Diese Stadt überraschte mich in der liebenswürdigsten Weise. Nancy ist eine helle, luftige, lustige Stadt, durchschwirrt von Gesang und Kurzweil, die Häuser sind trikolor beflaggt, auf den Balkonen stehen lachende Frauen, junge Leute gehen unten vorüber und werfen einen Kuss, eine Blume oder ein Scherzwort hinauf. So hab’ ich’s gesehen, und so haftet es freundlich in meiner Erinnerung. Und draußen, vor der Stadt, ist Jahrmarkt: die foire de pentecôte. Wir Fremden, die aus ernsthafteren Ländern kommen, sind von solch einer französischen Jahrmarktsfröhlichkeit immer geblendet und entzückt. Wie unbegreiflich und hinreißend ist diese gute Laune, wie groß der Lärm, wie grell und wirr die Farben und Gerüche! Aber der Staub, der langsam aufwallende, und eine goldige Abendstimmung legen sich darüber hin, und mitten in der lärmenden Lustigkeit ist man sanft bewegt.

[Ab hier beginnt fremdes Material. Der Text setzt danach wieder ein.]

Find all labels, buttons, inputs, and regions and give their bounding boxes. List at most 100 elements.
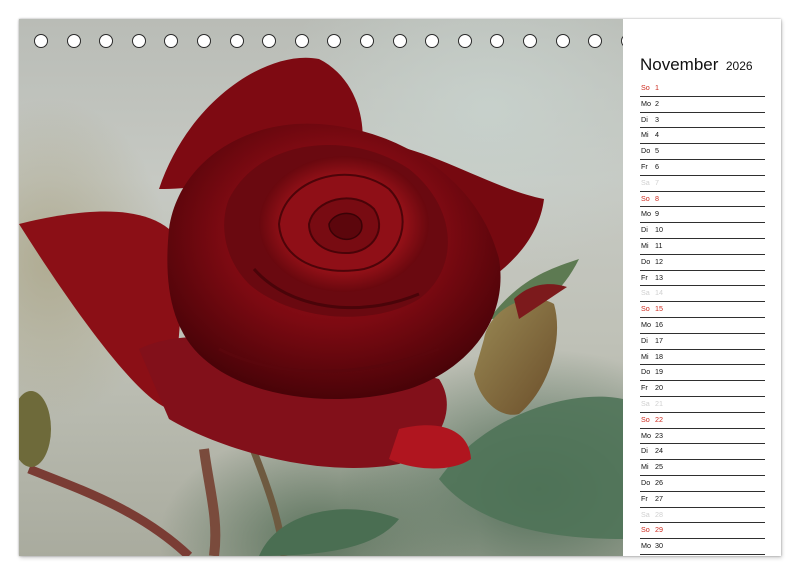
year: 2026 xyxy=(725,59,753,73)
day-row: Di 10 xyxy=(640,223,765,239)
day-number: 6 xyxy=(655,161,659,171)
day-row: Do 19 xyxy=(640,365,765,382)
binding-hole xyxy=(229,34,244,48)
rose-photo xyxy=(19,19,623,556)
day-number: 24 xyxy=(655,446,663,456)
day-number: 27 xyxy=(655,493,663,503)
day-row: Mo 16 xyxy=(640,318,765,334)
day-number: 4 xyxy=(655,130,659,140)
day-row: Mo 23 xyxy=(640,429,765,445)
day-number: 28 xyxy=(655,509,663,519)
day-number: 13 xyxy=(655,272,663,282)
day-number: 8 xyxy=(655,193,659,203)
day-row: Di 24 xyxy=(640,444,765,461)
binding-hole xyxy=(523,34,537,48)
day-row: Mo 9 xyxy=(640,207,765,224)
day-name: So xyxy=(641,193,650,203)
day-number: 18 xyxy=(655,351,663,361)
day-number: 29 xyxy=(655,525,663,535)
binding-hole xyxy=(490,34,505,48)
day-name: So xyxy=(641,525,650,535)
day-name: Mi xyxy=(641,351,649,361)
day-number: 7 xyxy=(655,177,659,187)
month-name: November xyxy=(640,55,719,74)
binding-hole xyxy=(131,34,146,48)
day-number: 20 xyxy=(655,383,663,393)
day-name: Fr xyxy=(641,272,648,282)
binding-hole xyxy=(99,34,114,48)
binding-hole xyxy=(34,34,48,48)
day-row: Do 12 xyxy=(640,255,765,271)
day-name: Di xyxy=(641,335,648,345)
day-name: Fr xyxy=(641,383,648,393)
day-row: Sa 28 xyxy=(640,508,765,524)
rose-illustration xyxy=(19,57,623,556)
binding-hole xyxy=(555,34,570,48)
day-name: Do xyxy=(641,367,651,377)
binding-hole xyxy=(66,34,81,48)
day-name: Mo xyxy=(641,541,651,551)
binding-hole xyxy=(457,34,472,48)
binding-hole xyxy=(197,34,211,48)
day-number: 17 xyxy=(655,335,663,345)
binding-hole xyxy=(588,34,603,48)
day-number: 23 xyxy=(655,430,663,440)
binding-hole xyxy=(294,34,309,48)
day-number: 14 xyxy=(655,288,663,298)
binding-hole xyxy=(360,34,374,48)
day-row: Mi 25 xyxy=(640,460,765,476)
day-name: Mo xyxy=(641,319,651,329)
day-row: Do 5 xyxy=(640,144,765,160)
binding-hole xyxy=(164,34,179,48)
day-row: Sa 7 xyxy=(640,176,765,192)
binding-hole xyxy=(425,34,440,48)
day-row: Do 26 xyxy=(640,476,765,492)
day-name: Di xyxy=(641,114,648,124)
day-name: So xyxy=(641,83,650,92)
day-name: Sa xyxy=(641,509,650,519)
day-row: Fr 13 xyxy=(640,271,765,287)
day-name: Do xyxy=(641,256,651,266)
day-row: Sa 21 xyxy=(640,397,765,413)
day-number: 2 xyxy=(655,98,659,108)
day-number: 30 xyxy=(655,541,663,551)
day-number: 9 xyxy=(655,209,659,219)
day-name: Sa xyxy=(641,398,650,408)
day-name: So xyxy=(641,414,650,424)
calendar-page: November 2026 So 1 Mo 2 Di 3 Mi 4 Do 5 Fr 6 Sa 7 So 8 Mo… xyxy=(19,19,781,556)
day-row: Mi 18 xyxy=(640,350,765,366)
month-header: November 2026 xyxy=(640,55,753,75)
day-number: 16 xyxy=(655,319,663,329)
day-row: Mi 11 xyxy=(640,239,765,255)
day-number: 26 xyxy=(655,477,663,487)
day-row: Di 17 xyxy=(640,334,765,350)
binding-hole xyxy=(392,34,407,48)
day-name: Do xyxy=(641,146,651,156)
day-number: 10 xyxy=(655,225,663,235)
day-name: Sa xyxy=(641,288,650,298)
day-row: So 8 xyxy=(640,192,765,208)
day-name: Fr xyxy=(641,493,648,503)
day-row: So 15 xyxy=(640,302,765,318)
binding-hole xyxy=(327,34,342,48)
day-name: Di xyxy=(641,225,648,235)
day-number: 12 xyxy=(655,256,663,266)
day-number: 25 xyxy=(655,462,663,472)
day-row: So 1 xyxy=(640,81,765,97)
day-row: So 29 xyxy=(640,523,765,540)
day-row: Mo 30 xyxy=(640,539,765,555)
day-name: Mi xyxy=(641,130,649,140)
day-name: Mi xyxy=(641,240,649,250)
calendar-sidebar: November 2026 So 1 Mo 2 Di 3 Mi 4 Do 5 Fr 6 Sa 7 So 8 Mo… xyxy=(623,19,781,556)
day-row: Sa 14 xyxy=(640,286,765,303)
day-list: So 1 Mo 2 Di 3 Mi 4 Do 5 Fr 6 Sa 7 So 8 Mo 9 Di 10 Mi 11 Do 12 F… xyxy=(640,81,765,555)
day-name: Di xyxy=(641,446,648,456)
day-number: 15 xyxy=(655,304,663,314)
day-name: Mi xyxy=(641,462,649,472)
day-row: Mo 2 xyxy=(640,97,765,113)
day-row: Fr 27 xyxy=(640,492,765,508)
day-row: Fr 6 xyxy=(640,160,765,176)
day-name: Mo xyxy=(641,209,651,219)
binding-hole xyxy=(262,34,277,48)
day-row: Mi 4 xyxy=(640,128,765,145)
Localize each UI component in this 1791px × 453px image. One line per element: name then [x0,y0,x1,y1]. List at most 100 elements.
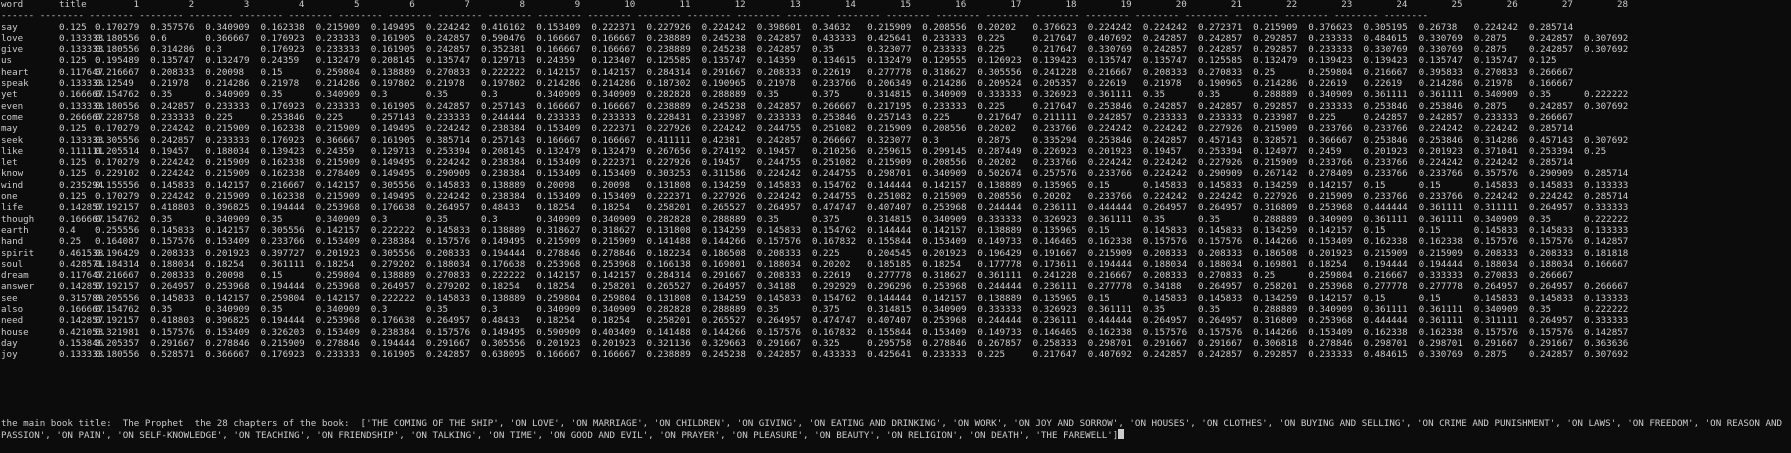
row-chapter-value: 0.241228 [1032,270,1077,282]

So war es mir zu Mute, als ich damals unter den Bäumen hin, an den Sesselreihen vorbeischlenderte. Da, in vorsichtiger Entfernung von den minderen Leuten, saßen die Damen und Herren der Stadt, und sie lauschten den blechernen Klängen einer Militärmusik … Und da: wie ich vorüberging, sah ich jenes schöne Weib zum ersten Male. Schön? War sie eigentlich so besonders schön? Ich weiß, daß mir damals nicht ihre Schönheit auffiel, sondern bloß das sonderbare Lächeln, mit dem sie mich ansah …“

Fritz hielt es in diesem Augenblick für angemessen, sich ein wenig zu räuspern.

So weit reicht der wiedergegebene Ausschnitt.